Phishing attacks pose significant risks to security, drawing considerable attention from both security professionals and customers. Despite extensive research, the current phishing website detection mechanisms often fail to efficiently diagnose unknown attacks due to their poor performances in the feature selection stage. Many techniques suffer from overfitting when working with huge datasets. To address this issue, we propose a feature selection strategy based on a convolutional graph network, which utilizes a dataset containing both labels and features, along with hyperparameters for a Support Vector Machine (SVM) and a graph neural network (GNN). Our technique consists of three main stages: (1) preprocessing the data by dividing them into testing and training sets, (2) constructing a graph from pairwise feature distances using the Manhattan distance and adding self-loops to nodes, and (3) implementing a GraphSAGE model with node embeddings and training the GNN by updating the node embeddings through message passing from neighbors, calculating the hinge loss, applying the softmax function, and updating weights via backpropagation.
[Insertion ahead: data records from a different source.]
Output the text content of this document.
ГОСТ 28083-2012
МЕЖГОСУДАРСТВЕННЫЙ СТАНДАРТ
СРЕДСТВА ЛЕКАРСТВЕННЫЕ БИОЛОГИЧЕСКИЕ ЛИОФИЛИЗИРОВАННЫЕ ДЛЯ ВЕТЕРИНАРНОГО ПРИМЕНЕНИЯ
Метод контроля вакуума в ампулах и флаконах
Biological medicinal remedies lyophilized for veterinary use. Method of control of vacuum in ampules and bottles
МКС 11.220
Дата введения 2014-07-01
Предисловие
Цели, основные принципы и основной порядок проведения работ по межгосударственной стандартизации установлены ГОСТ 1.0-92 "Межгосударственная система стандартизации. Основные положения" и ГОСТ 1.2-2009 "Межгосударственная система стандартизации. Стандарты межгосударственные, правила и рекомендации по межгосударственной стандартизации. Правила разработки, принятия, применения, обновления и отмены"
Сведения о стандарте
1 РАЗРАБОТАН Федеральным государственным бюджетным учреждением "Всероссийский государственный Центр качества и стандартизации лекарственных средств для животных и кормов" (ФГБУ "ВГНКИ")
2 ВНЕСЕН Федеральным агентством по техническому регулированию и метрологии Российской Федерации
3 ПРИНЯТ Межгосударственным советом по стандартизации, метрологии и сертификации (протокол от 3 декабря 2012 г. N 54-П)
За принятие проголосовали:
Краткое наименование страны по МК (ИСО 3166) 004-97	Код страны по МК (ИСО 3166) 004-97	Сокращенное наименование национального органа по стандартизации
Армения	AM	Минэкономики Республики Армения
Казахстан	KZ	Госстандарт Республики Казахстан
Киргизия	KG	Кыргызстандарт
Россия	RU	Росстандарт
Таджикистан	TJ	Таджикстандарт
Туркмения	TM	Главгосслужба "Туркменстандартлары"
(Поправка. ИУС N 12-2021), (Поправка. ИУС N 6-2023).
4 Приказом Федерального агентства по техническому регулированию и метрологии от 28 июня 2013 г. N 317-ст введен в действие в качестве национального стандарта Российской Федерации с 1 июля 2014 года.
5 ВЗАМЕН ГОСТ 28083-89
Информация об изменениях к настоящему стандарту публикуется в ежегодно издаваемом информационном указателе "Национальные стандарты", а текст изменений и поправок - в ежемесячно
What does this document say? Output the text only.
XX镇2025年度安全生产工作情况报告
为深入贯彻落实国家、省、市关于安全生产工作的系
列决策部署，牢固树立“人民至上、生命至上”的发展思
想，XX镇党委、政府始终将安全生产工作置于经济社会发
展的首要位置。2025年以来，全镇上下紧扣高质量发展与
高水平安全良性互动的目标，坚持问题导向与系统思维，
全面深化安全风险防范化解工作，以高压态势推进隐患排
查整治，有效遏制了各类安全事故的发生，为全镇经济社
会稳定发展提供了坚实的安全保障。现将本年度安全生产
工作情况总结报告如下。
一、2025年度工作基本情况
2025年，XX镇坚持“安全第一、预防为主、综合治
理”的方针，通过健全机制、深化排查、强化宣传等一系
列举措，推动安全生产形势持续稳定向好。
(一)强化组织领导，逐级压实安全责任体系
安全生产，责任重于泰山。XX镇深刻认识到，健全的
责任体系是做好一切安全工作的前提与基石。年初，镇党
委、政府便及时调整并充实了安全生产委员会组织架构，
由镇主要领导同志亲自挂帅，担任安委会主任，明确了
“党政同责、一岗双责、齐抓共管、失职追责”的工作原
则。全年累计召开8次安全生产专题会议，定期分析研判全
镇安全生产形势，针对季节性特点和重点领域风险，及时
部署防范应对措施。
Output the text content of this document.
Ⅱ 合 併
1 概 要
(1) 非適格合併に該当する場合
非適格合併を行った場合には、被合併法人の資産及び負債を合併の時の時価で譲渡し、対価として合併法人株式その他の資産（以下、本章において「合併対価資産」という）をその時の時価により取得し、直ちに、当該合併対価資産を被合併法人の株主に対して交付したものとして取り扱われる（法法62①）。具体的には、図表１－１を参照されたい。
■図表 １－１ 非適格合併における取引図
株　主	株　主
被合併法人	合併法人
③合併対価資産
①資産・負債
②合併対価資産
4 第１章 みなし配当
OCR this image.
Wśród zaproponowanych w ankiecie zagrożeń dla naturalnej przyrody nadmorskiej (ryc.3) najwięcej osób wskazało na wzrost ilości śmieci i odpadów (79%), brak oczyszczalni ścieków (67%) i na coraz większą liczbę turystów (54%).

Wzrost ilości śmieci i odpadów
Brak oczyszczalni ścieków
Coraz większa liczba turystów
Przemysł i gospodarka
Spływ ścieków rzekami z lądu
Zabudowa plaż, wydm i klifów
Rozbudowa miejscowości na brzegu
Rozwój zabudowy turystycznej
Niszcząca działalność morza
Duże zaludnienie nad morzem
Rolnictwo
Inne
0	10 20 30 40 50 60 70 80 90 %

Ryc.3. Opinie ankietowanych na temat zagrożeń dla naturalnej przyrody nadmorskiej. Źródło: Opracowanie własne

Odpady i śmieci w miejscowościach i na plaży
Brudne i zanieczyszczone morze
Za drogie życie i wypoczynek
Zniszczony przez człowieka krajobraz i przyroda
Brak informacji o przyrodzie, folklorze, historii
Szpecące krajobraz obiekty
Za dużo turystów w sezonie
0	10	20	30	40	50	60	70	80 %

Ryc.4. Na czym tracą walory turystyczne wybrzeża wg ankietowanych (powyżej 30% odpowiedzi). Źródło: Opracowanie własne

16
Additionally, we compute the neighborhood random walk (NRW) distance using a random walk with restart to create an adjacency matrix that captures the node relationships. The node features are ranked based on gradient significance to select the top k features, and the SVM is trained using the selected features, with the hyperparameters tuned through cross-validation. We evaluated our model on a test set, calculating the performance metrics and validating the effectiveness of the PhishGNN dataset. Our model achieved a precision of 90.78%, an F1-score of 93.79%, a recall of 97%, and an accuracy of 93.53%, outperforming the existing techniques.